Alex: Damit die Hörer wissen, mit wem sie es zu tun haben: Du bist Digitalberater, stimmt‘s?

Ruppert: Naja, Berater ist immer so ein böses Wort…

Alex: Die Menschen brauchen Schubladen! Üblicherweise sitzen hier Menschen aus den Schablonen „Händler“ oder „Hersteller“. Du bist also eine Ausnahme. Wenn ich mich richtig erinnere, haben wir uns das erste Mal vor rund zehn Jahren bei yalook kennengelernt – also beim damals aufstrebenden super-innovativen Geschäftsmodell der Otto Gruppe…

Ruppert: Genau. Dort war ich eben für die Innovationsthemen zuständig.

Alex: Zwar hat yalook nicht überlebt, aber viele Leute aus dem Team haben dann doch eine beeindruckende Karriere hingelegt. Sven Bernhardt ist jetzt bei Breuninger zum Beispiel. Und viele aus dem Kassenzone/Exciting-Commerce-Kosmos sehen und hören dich öfter mal: Bei K5TV trittst du auf und du bist ein gefeierter Keynote-Speaker. Was uns unterscheidet: Wo ich dazu tendiere, schwarz zu sehen und den Untergang auszurufen, siehst du die Dinge oft positiver.
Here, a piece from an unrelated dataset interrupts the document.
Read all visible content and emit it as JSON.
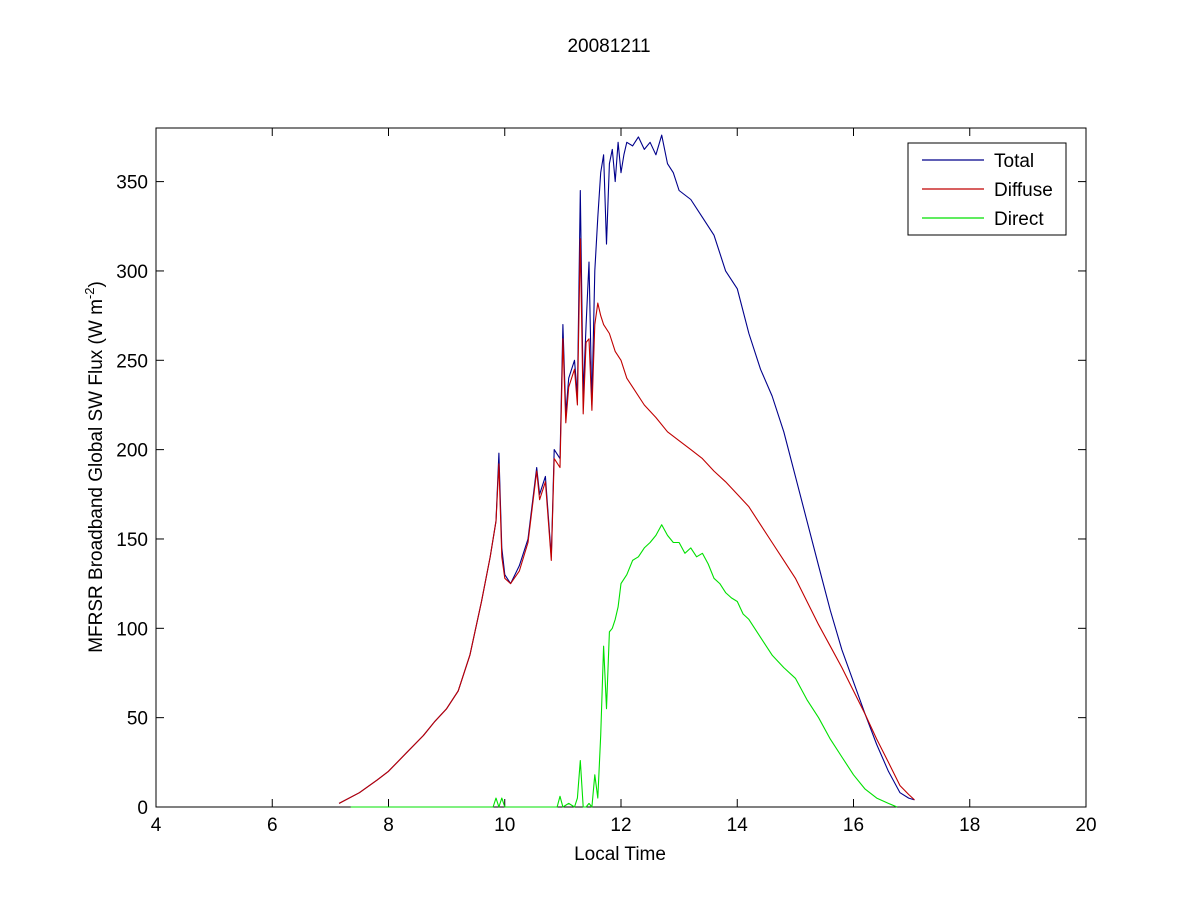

Umso interessanter also, dich jetzt zum Thema Amazon auszufragen! Zunächst mal: Wie informierst du dich über den Konzern? Woher willst du wissen, dass Amazon an einer Weggabelung steht, von der aus es auch nach unten gehen kann?

Ruppert: Was ich mir überhaupt nicht anschaue: Finanzkennzahlen! Wenn du wissen willst, wo die Achillesferse eines Produkts, einer Dienstleistung oder eines Unternehmens sein könnte, sind sie meiner Meinung nach einfach nicht aussagekräftig. Gibt es doch genug Beispiele, in denen Firmen nur eine ausgesprochen kurze Zeit brauchten, um vom erfolgreichsten Geschäftsjahr aller Zeiten zur Insolvenz zu kommen.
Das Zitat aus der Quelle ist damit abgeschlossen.